We looked around and saw these qualities abound in our people — the craftsmanship of our brothers in the North and in Ashanti; the industry of the Ewe; the commercial expertise of the Ga market woman and the Kwahu - the fishing skills of the Ga; Fantes and Ewes the farming excellence of the Akan who took hold of the cocoa seeding from far away Fernando Po, nursed it and nurtured it into a leading world agricultural industry. These qualities were all there, and we saw around us the automobile repair workers, the skilled men we called "fitters", their workshops dotted all over the country, men who have made the "Soame Magazine" at Kumasi a renowned spot for sheer engineering craftsmanship - we saw them, many of them untutored in the classroom, yet rising up to heights of excellence where the graduate mechanical engineer might fear to tread.

We saw all these, and knew that the basis for the economic prosperity and advancement of Ghana existed, and existed in great abundance in our soil and in our people.

We saw, in addition to land literally flowing with milk and honey, a people whose moral qualities could make them the equals of the best in the world. To see embedded in the national character, an abhorrence of the disgraceful, the mean, the shoddy and the ungodly; to see this not only abhorred but regarded as taboo; to see in the national character a feeling that one would rather lose one's life than to be associated with a disgraceful act (Animguasee dee, fanyan Owuo!), is to see a people who are reaching out at the very pinnacle of moral excellence.

Add to this nobility of character the people's intolerance of dictatorial methods and their time proven ability to dare the devil, and it was easy to see a vision of a Ghana prosperous, a people virile and free, and soaring, like the eagle, to the greatest heights where the best among the comity of nations

Mr Chairman, distinguished Ladies and Gentlemen: We often say - often times we mean it - that it is good to be young.

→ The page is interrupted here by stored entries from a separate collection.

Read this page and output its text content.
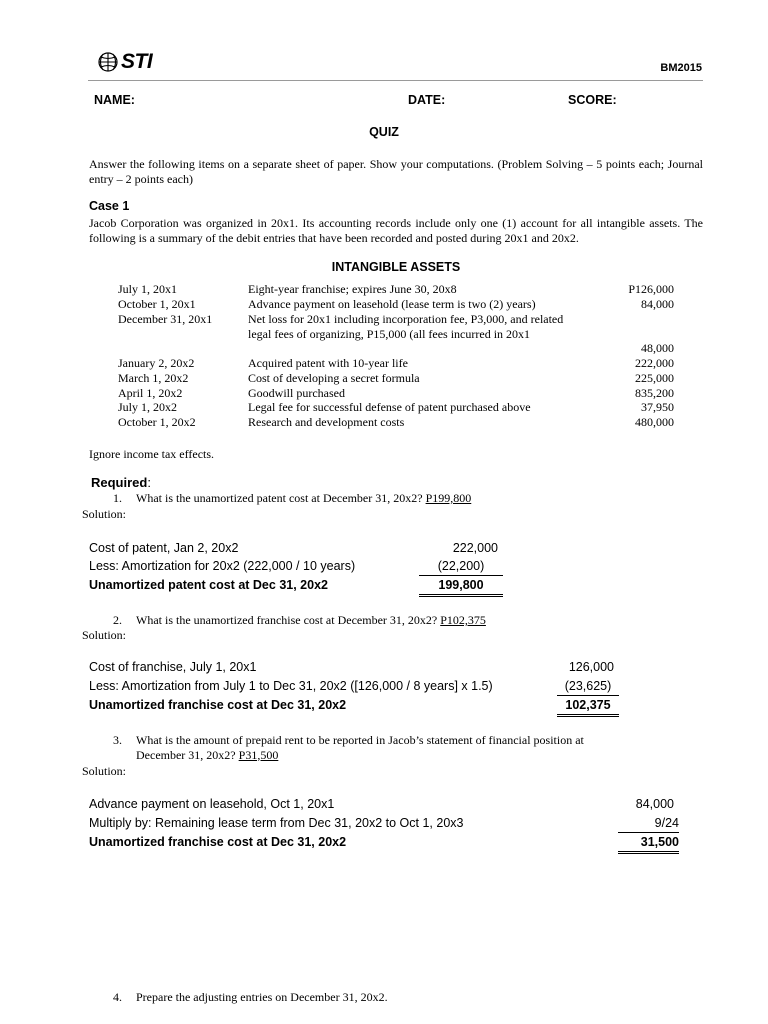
STI	BM2015
NAME:	DATE:	SCORE:
QUIZ
Answer the following items on a separate sheet of paper. Show your computations. (Problem Solving – 5 points each; Journal entry – 2 points each)
Case 1
Jacob Corporation was organized in 20x1. Its accounting records include only one (1) account for all intangible assets. The following is a summary of the debit entries that have been recorded and posted during 20x1 and 20x2.
INTANGIBLE ASSETS
July 1, 20x1	Eight-year franchise; expires June 30, 20x8	P126,000
October 1, 20x1	Advance payment on leasehold (lease term is two (2) years)	84,000
December 31, 20x1	Net loss for 20x1 including incorporation fee, P3,000, and related legal fees of organizing, P15,000 (all fees incurred in 20x1
48,000
January 2, 20x2	Acquired patent with 10-year life	222,000
March 1, 20x2	Cost of developing a secret formula	225,000
April 1, 20x2	Goodwill purchased	835,200
July 1, 20x2	Legal fee for successful defense of patent purchased above	37,950
October 1, 20x2	Research and development costs	480,000
Ignore income tax effects.
Required:
1. What is the unamortized patent cost at December 31, 20x2? P199,800
Solution:
Cost of patent, Jan 2, 20x2	222,000
Less: Amortization for 20x2 (222,000 / 10 years)	(22,200)
Unamortized patent cost at Dec 31, 20x2	199,800
2. What is the unamortized franchise cost at December 31, 20x2? P102,375
Solution:
Cost of franchise, July 1, 20x1	126,000
Less: Amortization from July 1 to Dec 31, 20x2 ([126,000 / 8 years] x 1.5)	(23,625)
Unamortized franchise cost at Dec 31, 20x2	102,375
3. What is the amount of prepaid rent to be reported in Jacob’s statement of financial position at
December 31, 20x2? P31,500
Solution:
Advance payment on leasehold, Oct 1, 20x1	84,000
Multiply by: Remaining lease term from Dec 31, 20x2 to Oct 1, 20x3	9/24
Unamortized franchise cost at Dec 31, 20x2	31,500
4. Prepare the adjusting entries on December 31, 20x2.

May I be allowed to say that it was good that some of us were old enough to see Ghana march gloriously with great promise and fanfare into the honourable and enviable position of an independent state on March 6, 1957, 28 years ago. It was a proud day for the people of Ghana. Unfortunately, the occasion and event of independence are unrepeatable.

Dr Kwame Nkrumah the leader of the Convention People's Party and the Prime Minister, stood on a platform specially erected in a public square and to the crowd and to all the corners of the whole world.

"Today, Ghana is free for ever". Dr Nkrumah placed special emphasis on the words "for ever". We were all happy that our long struggle had borne fruit in our time. For several days, in the cities and villages, the people of Ghana celebrated the independence of Ghana, Ghana's freedom from the rule of dominion of the British who had ruled our land for more than 100 years. We were from that date, March 6, 1957 forward, no longer to be ruled by the British, and were from that date independent, we hoped, of any other foreign rule.

Many of our Presbyterian Christian elders, Akans, Gas and Ewes sang or recited proudly and gloriously the words of verse 2 of the Twi Hymn No. 51, of the Ga Hymn No. 50 and of the Ewe Hymn No. 70.

The Twi - Nea tetefo hwehwe, Nea won nyinaa'ra pee, Nea won anigyinae, Enna anya aba yi.

The GaNoni blematsemei le, Feo da ke hietsre le, Noni amegba le hu, No wohereo atu.

The English - I offer you a free translation of this verse of the hymn: "What our forefathers searched for and looked forward anxiously to see, What all of them strongly desired, What they missed terribly, has now been made possible and we of this generation now have it before us to behold as a living reality".

Legal independence had been achieved. The stage was set to transform our vision into reality. What has become of that vision in twenty- eight years of independence?